Olli Dittrich: Okay, Endspiel, oder? Genau – da war ich in Madrid.

Im Urlaub?
Ich war noch nicht ganz 18 und mit meinen Freunden Lucian Segura, der damals Banjospieler und Gitarrist in meiner Skiffleband war, und Martin Vögel mit einem Rail-Europe-Union-Pass auf einer lustigen kleinen Teenager-Europarundreise. Lucian hatte damals Großeltern in Madrid, bei denen haben wir das Finale auf dem Balkon gesehen.

25. Mai 1983?
HSV gegen Juventus Turin, oder? Da saß ich in Hamburg zusammen mit meinem Kumpel Micky Stickdorn beim Italiener. Wir waren die beiden einzigen Nicht-Italiener. So ein Spiel unter Italienern zu sehen war irgendwie super. Es war alles locker und fair. Supertor von Magath, Superzeit des HSV.

8. Juli 1990?
Ich habe das Endspiel alleine zu Hause geguckt.

Warum das?
Weiß ich nicht mehr. Ich saß in meiner damaligen WG vor einem alten Fernseher, der nicht mehr auszumachen war, weil der Druckschalter kaputt war, daher musste man immer den Stecker ziehen. Den Fernseher hatte ich mir für die WM zurechtgemacht, ich hatte einen Fanschal oben drüber gelegt und einen Aschenbecher in Form eines Stadions draufgestellt. Den Aschenbecher habe ich heute noch.

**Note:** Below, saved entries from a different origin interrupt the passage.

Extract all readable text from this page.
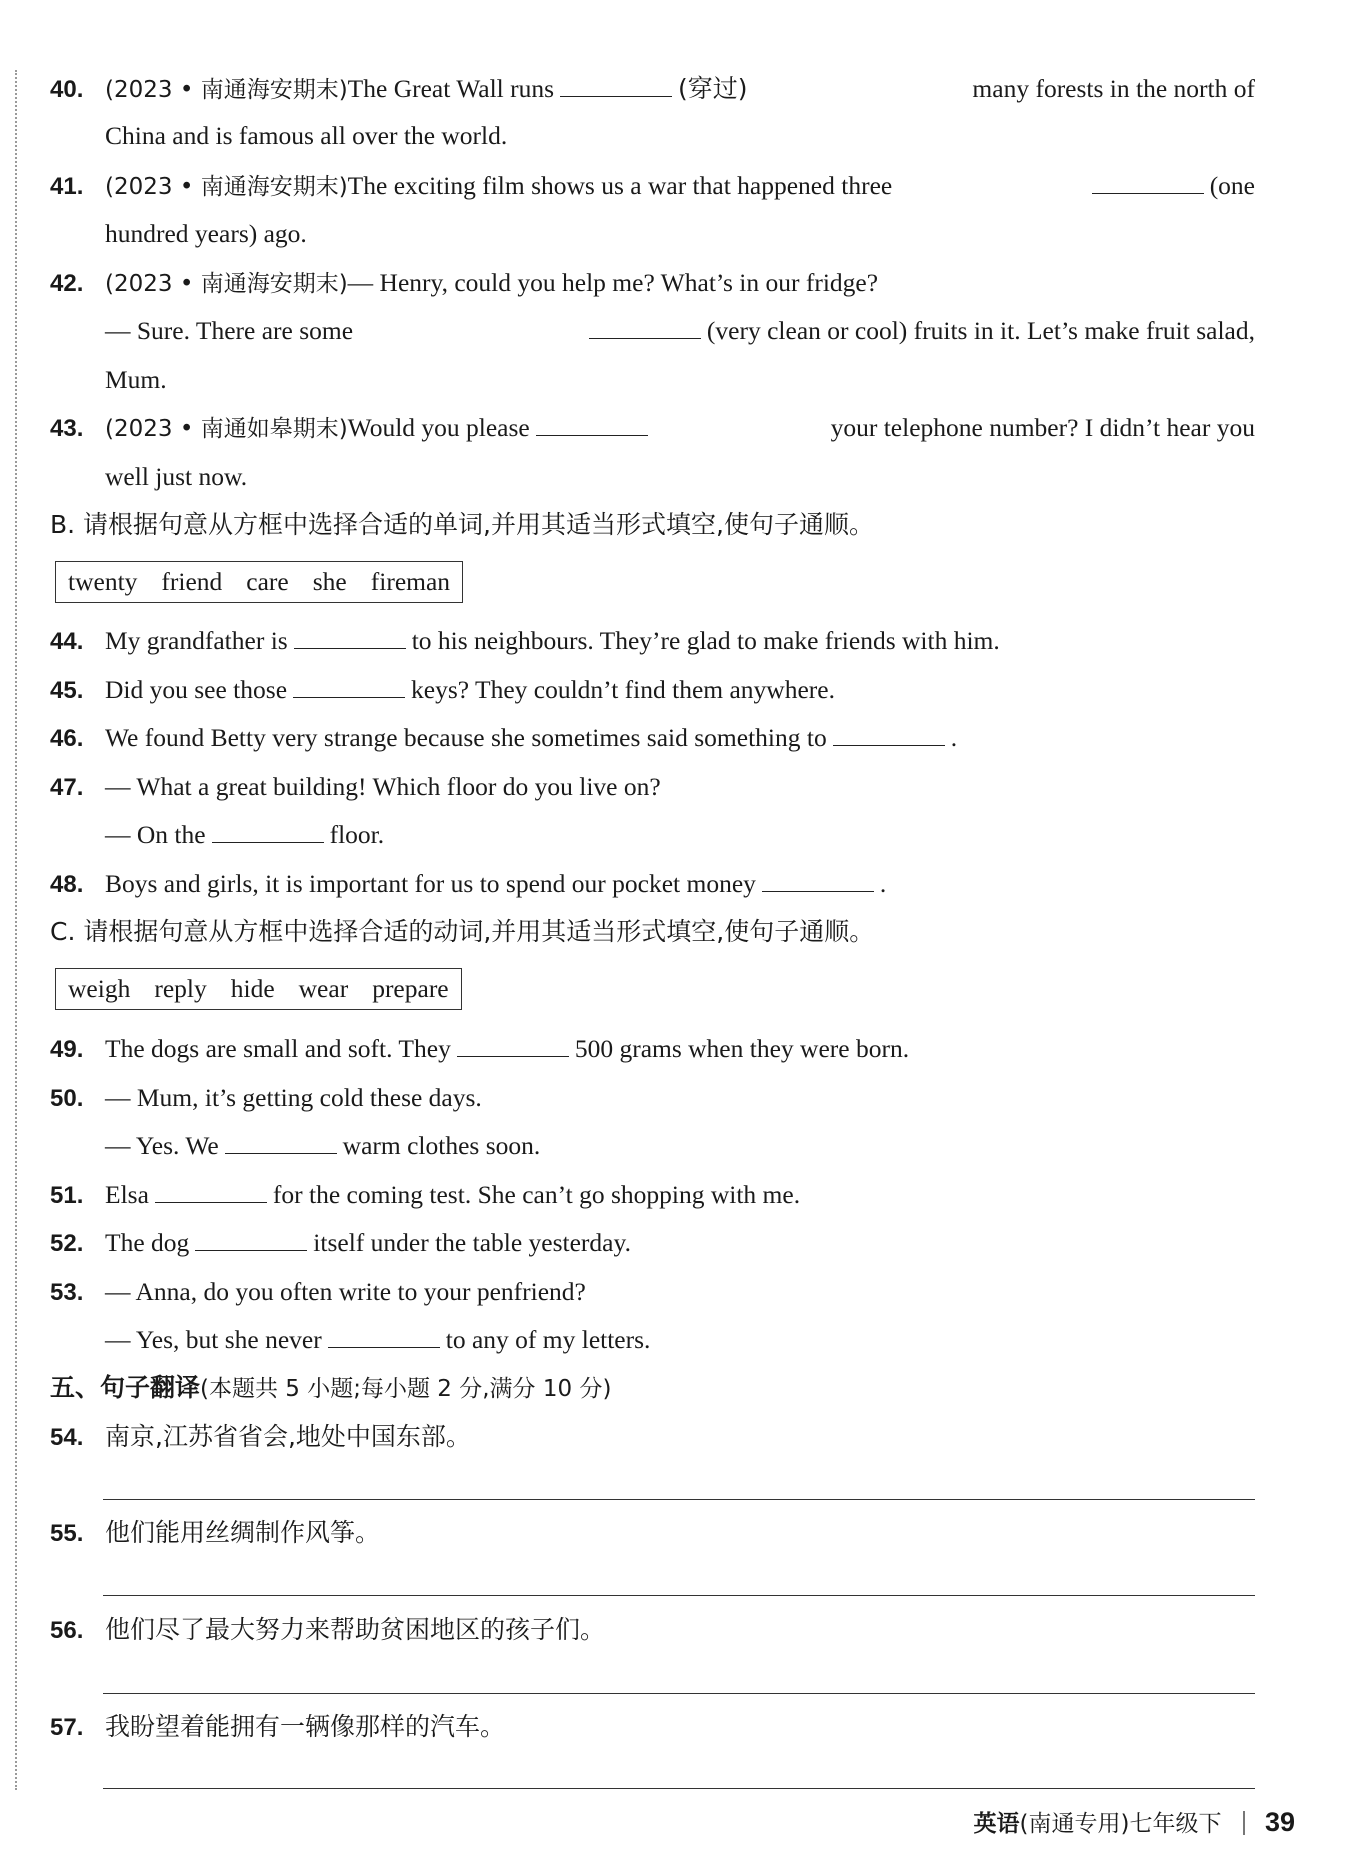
40. (2023 • 南通海安期末)The Great Wall runs	(穿过)	many forests in the north of
China and is famous all over the world.
41. (2023 • 南通海安期末)The exciting film shows us a war that happened three	(one
hundred years) ago.
42. (2023 • 南通海安期末)— Henry, could you help me? What’s in our fridge?
— Sure. There are some	(very clean or cool) fruits in it. Let’s make fruit salad,
Mum.
43. (2023 • 南通如皋期末)Would you please	your telephone number? I didn’t hear you
well just now.
B. 请根据句意从方框中选择合适的单词,并用其适当形式填空,使句子通顺。
twenty friend care she fireman
44. My grandfather is	to his neighbours. They’re glad to make friends with him.
45. Did you see those	keys? They couldn’t find them anywhere.
46. We found Betty very strange because she sometimes said something to	.
47. — What a great building! Which floor do you live on?
— On the	floor.
48. Boys and girls, it is important for us to spend our pocket money	.
C. 请根据句意从方框中选择合适的动词,并用其适当形式填空,使句子通顺。
weigh reply hide wear prepare
49. The dogs are small and soft. They	500 grams when they were born.
50. — Mum, it’s getting cold these days.
— Yes. We	warm clothes soon.
51. Elsa	for the coming test. She can’t go shopping with me.
52. The dog	itself under the table yesterday.
53. — Anna, do you often write to your penfriend?
— Yes, but she never	to any of my letters.
五、句子翻译(本题共 5 小题;每小题 2 分,满分 10 分)
54. 南京,江苏省省会,地处中国东部。
55. 他们能用丝绸制作风筝。
56. 他们尽了最大努力来帮助贫困地区的孩子们。
57. 我盼望着能拥有一辆像那样的汽车。
英语(南通专用)七年级下 39
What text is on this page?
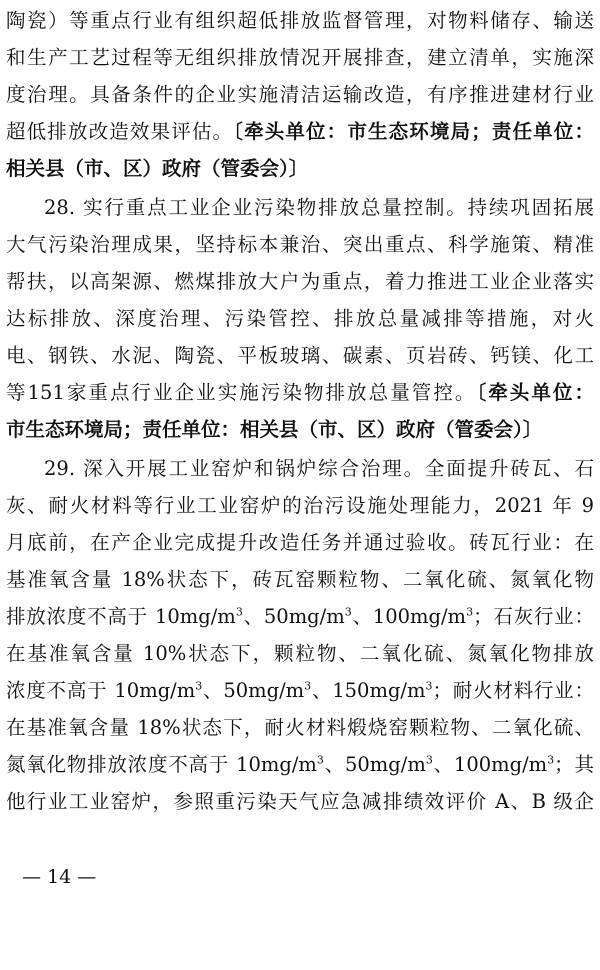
陶瓷）等重点行业有组织超低排放监督管理，对物料储存、输送
和生产工艺过程等无组织排放情况开展排查，建立清单，实施深
度治理。具备条件的企业实施清洁运输改造，有序推进建材行业
超低排放改造效果评估。〔牵头单位：市生态环境局；责任单位：
相关县（市、区）政府（管委会）〕
28. 实行重点工业企业污染物排放总量控制。持续巩固拓展
大气污染治理成果，坚持标本兼治、突出重点、科学施策、精准
帮扶，以高架源、燃煤排放大户为重点，着力推进工业企业落实
达标排放、深度治理、污染管控、排放总量减排等措施，对火
电、钢铁、水泥、陶瓷、平板玻璃、碳素、页岩砖、钙镁、化工
等151家重点行业企业实施污染物排放总量管控。〔牵头单位：
市生态环境局；责任单位：相关县（市、区）政府（管委会）〕
29. 深入开展工业窑炉和锅炉综合治理。全面提升砖瓦、石
灰、耐火材料等行业工业窑炉的治污设施处理能力，2021 年 9
月底前，在产企业完成提升改造任务并通过验收。砖瓦行业：在
基准氧含量 18%状态下，砖瓦窑颗粒物、二氧化硫、氮氧化物
排放浓度不高于 $10mg/m^3$、$50mg/m^3$、$100mg/m^3$；石灰行业：
在基准氧含量 10%状态下，颗粒物、二氧化硫、氮氧化物排放
浓度不高于 $10mg/m^3$、$50mg/m^3$、$150mg/m^3$；耐火材料行业：
在基准氧含量 18%状态下，耐火材料煅烧窑颗粒物、二氧化硫、
氮氧化物排放浓度不高于 $10mg/m^3$、$50mg/m^3$、$100mg/m^3$；其
他行业工业窑炉，参照重污染天气应急减排绩效评价 A、B 级企
— 14 —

Was war das für ein Schal?
Inter Mailand. Ich hatte mir damals nicht extra einen Deutschland- Schal kaufen wollen. Es reichte mir, irgendeinen Schal zu nehmen, der mit Fußball zu tun hatte, und den hatte ich noch.

7. April 2006?
7. April? Ach, das letzte Heimspiel des HSV. Oder doch nicht? War das das letzte Heimspiel? Was war denn der 7. für ein Tag?

Ein Freitag.
Wie jetzt, der Tag an dem bekannt wurde, dass Olli Kahn nicht die Nummer eins wird, oder was?